Get Business Practices In Order

In most cases, BSCs need ample time to clean up their financial operations. Herbick says some BSCs use their businesses like “a personal checkbook” to finance vacations, pay for meals, purchase vehicles, put family members on the payroll and other expenses. Although he says there is nothing wrong in doing so, especially in terms of tax benefits, he suggests halting these activities ahead of a sale.

“When a buyer walks into the business that, at face value, the financials look very different on a recast basis, their antennae is going to go way up,” says Herbick. “We’ll tell the business owner to quit doing all that. Bite the bullet and pay the taxes, and you’ll have a much smoother buying process.”

That’s because buyers will often request a 12 to 36 month “look back” at a BSC’s financials.
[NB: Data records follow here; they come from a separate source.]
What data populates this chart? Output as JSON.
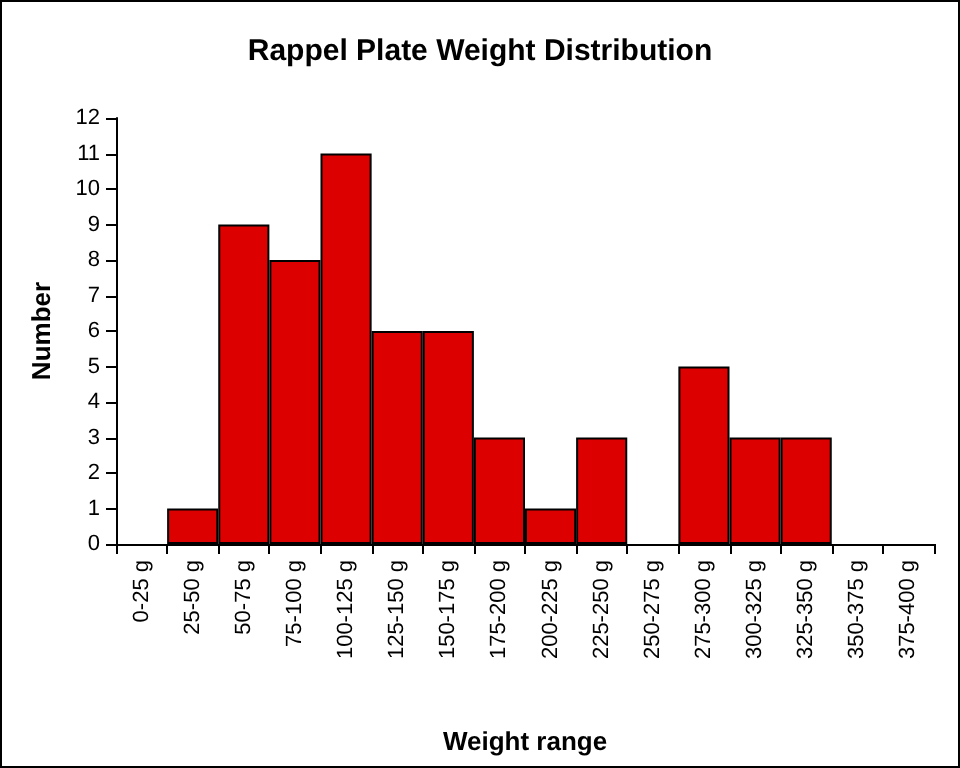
{
  "chart_data": {
    "type": "bar",
    "title": "Rappel Plate Weight Distribution",
    "xlabel": "Weight range",
    "ylabel": "Number",
    "categories": [
      "0-25 g",
      "25-50 g",
      "50-75 g",
      "75-100 g",
      "100-125 g",
      "125-150 g",
      "150-175 g",
      "175-200 g",
      "200-225 g",
      "225-250 g",
      "250-275 g",
      "275-300 g",
      "300-325 g",
      "325-350 g",
      "350-375 g",
      "375-400 g"
    ],
    "values": [
      0,
      1,
      9,
      8,
      11,
      6,
      6,
      3,
      1,
      3,
      0,
      5,
      3,
      3,
      0,
      0
    ],
    "color": "#dd0000",
    "ylim": [
      0,
      12
    ],
    "yticks": [
      0,
      1,
      2,
      3,
      4,
      5,
      6,
      7,
      8,
      9,
      10,
      11,
      12
    ],
    "grid": false
  }
}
“If you just started making changes last month, you’re going to have an uphill battle,” says Herbick.

Other areas to look over include employee verification processes, hiring and recruiting, timekeeping, equipment and labor costs, marketing and advertising, staff safety and training — basically any and every facet that touches the business. All of these areas play into a company’s ability to spur business value enhancement.
M&A firms use a variety of rating systems and evaluations to help BSCs determine where they stand with the competition, and create a detailed plan to help them make the most of their businesses.

“You see the business through the lens you built it in,” says Herbick. “That’s not the same lens the industry sees your business through. It’s all about optimizing your business.”